2. Der Zulassungsgrund der Sicherung einer einheitlichen Rechtsprechung ist nicht gegeben. Soweit die Beschwerde unter Bezugnahme auf das Urteil des Niedersächsischen FG vom 10. November 2004 6 K 547/98 (Entscheidungen der Finanzgerichte 2005, 1012 ) es für klärungsbedürftig hält, ob einem Abrechnungsbescheid nur wirksame Steuerfestsetzungen zugrunde gelegt werden dürfen, berücksichtigt sie nicht, dass im Streitfall das FG den Haftungsbescheid in rechtlich nicht zu beanstandender Weise als wirksam angesehen hat. Die bezeichnete Frage wäre somit in einem Revisionsverfahren nicht klärungsfähig, weil von einem wirksamen Haftungsbescheid auszugehen wäre.

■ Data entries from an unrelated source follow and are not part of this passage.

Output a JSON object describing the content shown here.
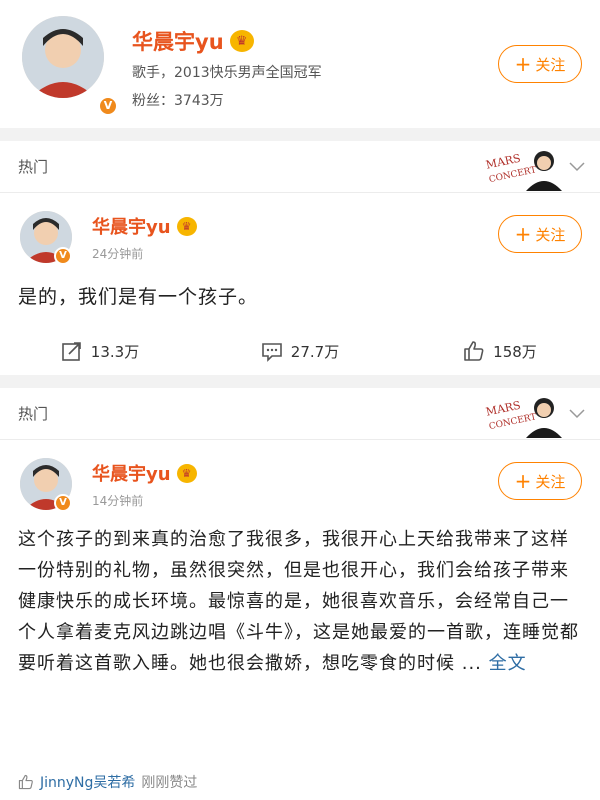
{
  "profile": {
    "name": "华晨宇yu",
    "description": "歌手，2013快乐男声全国冠军",
    "fans": "粉丝：3743万",
    "follow_label": "关注",
    "verified_mark": "V"
  },
  "feed": [
    {
      "section_label": "热门",
      "author": "华晨宇yu",
      "time": "24分钟前",
      "text": "是的，我们是有一个孩子。",
      "follow_label": "关注",
      "actions": {
        "repost": "13.3万",
        "comment": "27.7万",
        "like": "158万"
      }
    },
    {
      "section_label": "热门",
      "author": "华晨宇yu",
      "time": "14分钟前",
      "text": "这个孩子的到来真的治愈了我很多，我很开心上天给我带来了这样一份特别的礼物，虽然很突然，但是也很开心，我们会给孩子带来健康快乐的成长环境。最惊喜的是，她很喜欢音乐，会经常自己一个人拿着麦克风边跳边唱《斗牛》，这是她最爱的一首歌，连睡觉都要听着这首歌入睡。她也很会撒娇，想吃零食的时候 ...",
      "full_text_link": "全文",
      "follow_label": "关注",
      "liked_by": "JinnyNg吴若希",
      "liked_status": "刚刚赞过"
    }
  ],
  "colors": {
    "accent": "#ff8200",
    "name": "#e8541e",
    "link": "#2e6da4"
  }
}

3. Der Zulassungsgrund der grundsätzlichen Bedeutung der Rechtssache ist nicht schlüssig dargelegt. Die Beschwerde bezeichnet keine grundsätzlich klärungsbedürftige Rechtsfrage, sondern wendet sich gegen die materielle Richtigkeit der Entscheidung des FG, indem sie geltend macht, das FG habe eine formelle Bescheidlage zugrunde gelegt, die nicht diejenige des Zeitpunkts der letzten Verwaltungsentscheidung gewesen sei. Auch auf die nach Ansicht der Beschwerde angeblich bestehenden unterschiedlichen formellen Bescheidlagen aus Sicht des FA einerseits und des FG andererseits kommt es nicht an. Im Zeitpunkt der Einspruchsentscheidung über den Abrechnungsbescheid lag aus der insoweit maßgeblichen Sicht des FG ein wirksam bekannt gegebener Haftungsbescheid vom 2. Januar 2001 mit einer Zahlungsaufforderung bis 5. Februar 2001 vor. Wenn die Beschwerde diese Ansicht für unzutreffend hält, ist dies gleichwohl kein Grund für die Zulassung der Revision gemäß § 115 Abs. 2 FGO .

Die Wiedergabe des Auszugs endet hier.